The tundra nomads breed dups in the far north. The dup diet is vegetarian. It’s a little bit troublesome because sometimes dups are finicky eaters when traveling, so don’t plan on them eating provisions you brought along. Also, plan on quite a large volume of food for each dup. They always like their tundra grasses though, as long as they can dig down to them through the snow. They travel better in the mountains than some pack animals, but they are much more adapted to the plains.
The shaggy coats are allowed to shed in the spring.

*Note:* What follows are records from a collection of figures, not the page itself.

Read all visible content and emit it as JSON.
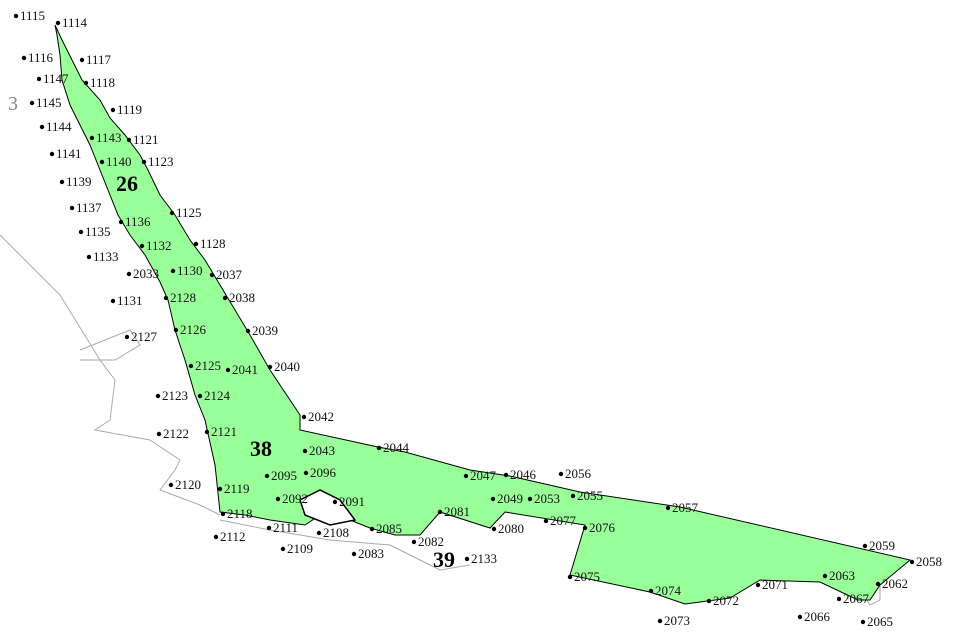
{
  "map": {
    "fill_color": "#99ff99",
    "outline_color": "#000000",
    "road_color": "#aaaaaa",
    "area_labels": {
      "parcel_26": "26",
      "parcel_38": "38",
      "parcel_39": "39",
      "side_label_3": "3"
    },
    "point_labels": {
      "p1115": "1115",
      "p1114": "1114",
      "p1116": "1116",
      "p1117": "1117",
      "p1147": "1147",
      "p1118": "1118",
      "p1145": "1145",
      "p1119": "1119",
      "p1144": "1144",
      "p1143": "1143",
      "p1121": "1121",
      "p1141": "1141",
      "p1140": "1140",
      "p1123": "1123",
      "p1139": "1139",
      "p1137": "1137",
      "p1125": "1125",
      "p1136": "1136",
      "p1135": "1135",
      "p1132": "1132",
      "p1128": "1128",
      "p1133": "1133",
      "p2033": "2033",
      "p1130": "1130",
      "p2037": "2037",
      "p1131": "1131",
      "p2128": "2128",
      "p2038": "2038",
      "p2127": "2127",
      "p2126": "2126",
      "p2039": "2039",
      "p2125": "2125",
      "p2041": "2041",
      "p2040": "2040",
      "p2123": "2123",
      "p2124": "2124",
      "p2042": "2042",
      "p2122": "2122",
      "p2121": "2121",
      "p2043": "2043",
      "p2044": "2044",
      "p2095": "2095",
      "p2096": "2096",
      "p2047": "2047",
      "p2046": "2046",
      "p2056": "2056",
      "p2120": "2120",
      "p2119": "2119",
      "p2092": "2092",
      "p2091": "2091",
      "p2049": "2049",
      "p2053": "2053",
      "p2055": "2055",
      "p2057": "2057",
      "p2118": "2118",
      "p2081": "2081",
      "p2077": "2077",
      "p2112": "2112",
      "p2111": "2111",
      "p2108": "2108",
      "p2085": "2085",
      "p2080": "2080",
      "p2076": "2076",
      "p2109": "2109",
      "p2083": "2083",
      "p2082": "2082",
      "p2133": "2133",
      "p2059": "2059",
      "p2058": "2058",
      "p2075": "2075",
      "p2074": "2074",
      "p2071": "2071",
      "p2063": "2063",
      "p2062": "2062",
      "p2072": "2072",
      "p2067": "2067",
      "p2073": "2073",
      "p2066": "2066",
      "p2065": "2065"
    }
  }
}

Nomads don’t like to try to shear them, preferring to remove the shaggy wool from nettles and trees where the animals rub themselves to be rid of the heaviness before the summer heat arrives. Perhaps it is better to say the dups don’t like being sheared.
When dups are in the mating mood (early autumn), make sure you are some place else. Both sexes can be very difficult to keep under control at that time. Males will butt heads constantly until one backs down or is killed. Calves are born in the late spring, which is when the tundra is coming to life a little bit for a brief, warm summer. They are full sized and ready for mating in 2 years. The lifespan is quite long – 25 to 40 years is not uncommon.
Nomads use the milk of the dup females to make a strong cheese that smells a little bit like somebody vomited. It tastes pretty good though – especially on a cold day when you’re really hungry. Dup meat is quite rich and fortifying. One animal can feed a tribe for several weeks as needed. The meat is usually boiled down until it is very tender, and seasoned with heavy dollops of garlic, herbs, and other vegetables. The meat can be a little gamey, so additional spices are usually used. It makes for a very hearty stew!
South of the Northern Rim, dup meat is treated much the same as any other meat – jerked, smoked, fried, ground or in large cubes held briefly over a flame and consumed nearly raw.
Most of the animal can be used – including the hide, bones, teeth, horns and wool. Several internal organs are also consumed by the nomads. Perhaps if you travel there they may share their recipes with you?